In pooled phase III clinical trials, serious thrombotic events were reported in less than 1% of patients (2/373) and in 6.5% of patients (2/31) who received at least one dose of aPCC while being treated with emicizumab. Both serious thrombotic events occurred when on average a cumulative amount of >100 U/Kg/24 hours of aPCC for 24 hours or more was administered during a treatment event. One patient resumed emicizumab following resolution of the thrombotic event without recurrence.

Characterization of the interaction between emicizumab and aPCC treatment in pivotal clinical trials

There were 82 instances of aPCC treatment* in patients receiving emicizumab prophylaxis, of which eight instances (10%) consisted of on average a cumulative amount of >100 U/kg/24 hours of aPCC for 24 hours or more; two of the eight instances were associated with thrombotic events and three of the eight instances were associated with TMA (table). No TMA or thrombotic events were associated with the remaining instances of aPCC treatment. Of all instances of aPCC treatment, 68% consisted of only one infusion <100 U/kg.

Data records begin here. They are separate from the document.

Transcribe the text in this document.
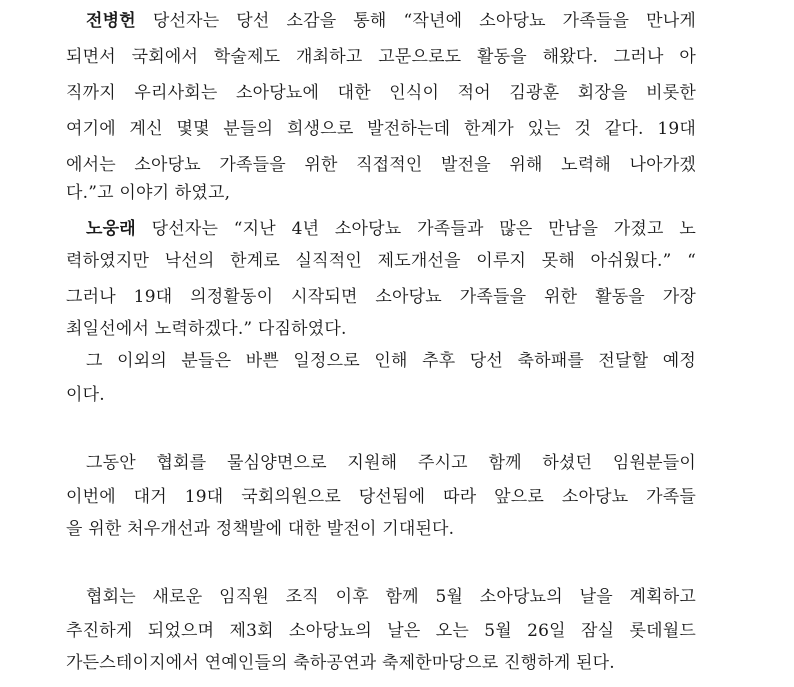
전병헌 당선자는 당선 소감을 통해 “작년에 소아당뇨 가족들을 만나게
되면서 국회에서 학술제도 개최하고 고문으로도 활동을 해왔다. 그러나 아
직까지 우리사회는 소아당뇨에 대한 인식이 적어 김광훈 회장을 비롯한
여기에 계신 몇몇 분들의 희생으로 발전하는데 한계가 있는 것 같다. 19대
에서는 소아당뇨 가족들을 위한 직접적인 발전을 위해 노력해 나아가겠
다.”고 이야기 하였고,
노웅래 당선자는 “지난 4년 소아당뇨 가족들과 많은 만남을 가졌고 노
력하였지만 낙선의 한계로 실직적인 제도개선을 이루지 못해 아쉬웠다.” “
그러나 19대 의정활동이 시작되면 소아당뇨 가족들을 위한 활동을 가장
최일선에서 노력하겠다.” 다짐하였다.
그 이외의 분들은 바쁜 일정으로 인해 추후 당선 축하패를 전달할 예정
이다.
그동안 협회를 물심양면으로 지원해 주시고 함께 하셨던 임원분들이
이번에 대거 19대 국회의원으로 당선됨에 따라 앞으로 소아당뇨 가족들
을 위한 처우개선과 정책발에 대한 발전이 기대된다.
협회는 새로운 임직원 조직 이후 함께 5월 소아당뇨의 날을 계획하고
추진하게 되었으며 제3회 소아당뇨의 날은 오는 5월 26일 잠실 롯데월드
가든스테이지에서 연예인들의 축하공연과 축제한마당으로 진행하게 된다.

Characterisation of aPCC treatment* in the pooled phase III clinical studies:

* An instance of aPCC treatment is defined as all doses of aPCC received by a patient, for any reason, until there was a 36-hour treatment-free break. Includes all instances of aPCC treatment excluding those in the first 7 days and those that occurred 30 days after the discontinuation of emicizumab.
^a Thrombotic microangiopathy
^b Thrombotic event

Injection site reactions

Injection site reactions (ISRs) were reported very commonly (20%) from clinical trials. All ISRs observed in the emicizumab clinical trials were reported as being non-serious and mild to moderate in intensity, and 95% resolved without treatment. The most commonly reported ISR symptoms were injection site erythema (11%), injection site pain (4%) and injection site pruritus (3%).

Paediatric population

The paediatric population studied comprises a total of 107 patients, of which 5 (5%) were infants and toddlers (1 month to less than 2 years of age), 55 (51%) were children (from 2 to less than 12 years of age) and 47 (44%) were adolescents (from 12 to less than 18 years old). The safety profile of emicizumab was overall consistent between infants, children, adolescents, and adults.